Nunca vi tanta piriguete caipira sob o mesmo teto. Parece que o auto astral da música pop sertaneja as atrai como moscas para uma lâmpada! Enquanto isso você fica aí foreveralone ouvindo Radiohead e outras bandas de meninos tristes. Aprenda.

Sendo vegano há pouco tempo mas já estando preparado para enfrentar o mundo carnívoro, me pus pacientemente a procurar no cardápio algo para acompanhar a cerveja. Apenas duas opções: mandioca frita ou batata frita, e a mandioca vinha com queijo. Pensei em pedir essa porção sem o queijo, mas eu já havia comido mandioca num outro bar na noite anterior, então preferi variar e comer fritas.

Então, ali estava esse sujeito que vos escreve, um sujeito vegano num bar sertanejo, cercado de pessoas que comem carne, alguns metidos a cowboys, mas todo mundo gente finíssima, elegante e sincera, só que ao contrário. Um lugar onde carne é a comida principal, onde o couro é a melhor roupa, ou seria se não fosse cara.

Ok. Bom saber que pelo menos a batata frita é apenas batata frita, não é? Quer dizer, vamos ignorar a altíssima probabilidade de que o óleo de fritura da batata é o mesmo usado para as carnes, além de estar sendo usado há pelo menos três dias. Não sejamos radicais, ninguém gosta de fanáticos. Confiemos no velho adágio: o que os olhos não veem, o coração não sente, porque cozinha de restaurante e passado de mulher, meu amigo, quem conhece não come, mas o que não mata, engorda…

BULLSHIT!

A batata chegou rápida e veio com um delicioso queijo derretido fumegando por cima. Eu salivei como o au-au de Pavlov. Meu estomago pulou de alegria enquanto meu cérebro tentava escapar pelas fossas nasais. No momento em que eu abria a boca para dizer algo como "não como queijo, você pode trocar, por favor?", meu amigo se adiantou e disse que eu era alérgico a lactose. Um cowboy com alergia a um dos produtos do seu trabalho? Que ironia seria.

A garçonete se desculpou frente a acusação mais que justa de não estar escrito no cardápio que até a porra da batata frita vem com algum tipo de derivado animal. E lá foi ela trocar a porção enquanto eu sorria um sorriso alckmin e sentia a barra que é ser um anormal.

Bem, o que me fez vacilar na hora de recusar a batata láctea foi o medo e a certeza de que tudo que comessemos ali a partir daquele momento teria o tempero especial do cozinheiro. Também foi por isso que, ao voltar o mesmo prato de fritas apenas faltando aquelas com mais queijo, eu me limitei a caçar as limpas enquanto proibia meu compadre de reclamar.

Na hora não foi muito engraçado mas agora pensando melhor sobre a situação vejo que não teve graça nenhuma mesmo.

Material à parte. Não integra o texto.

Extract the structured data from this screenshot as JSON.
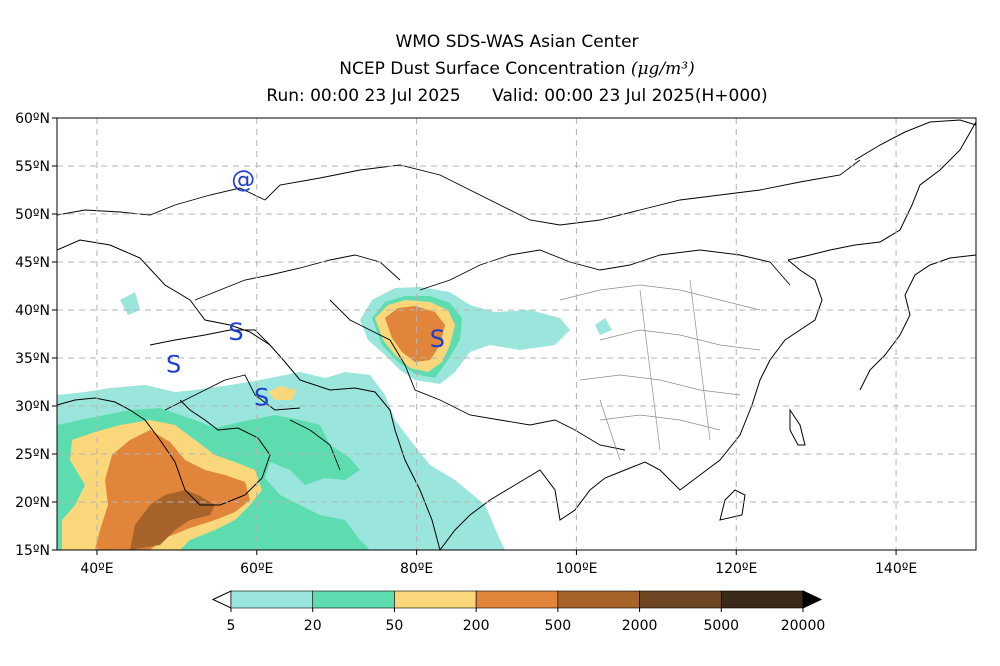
{
  "title": {
    "line1": "WMO SDS-WAS Asian Center",
    "line2_text": "NCEP Dust Surface Concentration",
    "line2_unit": "(μg/m³)",
    "run": "Run: 00:00 23 Jul 2025",
    "valid": "Valid: 00:00 23 Jul 2025(H+000)"
  },
  "map": {
    "lon_range": [
      35,
      150
    ],
    "lat_range": [
      15,
      60
    ],
    "lat_ticks": [
      {
        "value": 60,
        "label": "60ºN"
      },
      {
        "value": 55,
        "label": "55ºN"
      },
      {
        "value": 50,
        "label": "50ºN"
      },
      {
        "value": 45,
        "label": "45ºN"
      },
      {
        "value": 40,
        "label": "40ºN"
      },
      {
        "value": 35,
        "label": "35ºN"
      },
      {
        "value": 30,
        "label": "30ºN"
      },
      {
        "value": 25,
        "label": "25ºN"
      },
      {
        "value": 20,
        "label": "20ºN"
      },
      {
        "value": 15,
        "label": "15ºN"
      }
    ],
    "lon_ticks": [
      {
        "value": 40,
        "label": "40ºE"
      },
      {
        "value": 60,
        "label": "60ºE"
      },
      {
        "value": 80,
        "label": "80ºE"
      },
      {
        "value": 100,
        "label": "100ºE"
      },
      {
        "value": 120,
        "label": "120ºE"
      },
      {
        "value": 140,
        "label": "140ºE"
      }
    ],
    "grid": true,
    "storm_symbols": [
      {
        "label": "S",
        "lon": 49.6,
        "lat": 34.3
      },
      {
        "label": "S",
        "lon": 57.4,
        "lat": 37.7
      },
      {
        "label": "S",
        "lon": 60.6,
        "lat": 30.9
      },
      {
        "label": "S",
        "lon": 82.6,
        "lat": 37.0
      },
      {
        "label": "@",
        "lon": 58.3,
        "lat": 53.6
      }
    ]
  },
  "colorbar": {
    "colors": [
      "#9be6dc",
      "#5ddcb0",
      "#f9d77a",
      "#e0853a",
      "#a7632a",
      "#6e4624",
      "#3a2818"
    ],
    "labels": [
      "5",
      "20",
      "50",
      "200",
      "500",
      "2000",
      "5000",
      "20000"
    ]
  },
  "dust_colors": {
    "level1": "#9be6dc",
    "level2": "#5ddcb0",
    "level3": "#f9d77a",
    "level4": "#e0853a",
    "level5": "#a7632a"
  }
}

Não tem graça porque, independente do motivo ser filosófico, ético, prescrição médica ou questão de vida ou morte, não há absolutamente nenhum respeito ou consideração pelas pessoas que não comem carne e derivados.

Veja só, estamos em 2011 e, como sempre foi e pelo jeito sempre será, não se pode confiar naquilo que se come fora de casa. Viva a diferença, mas não na mesa.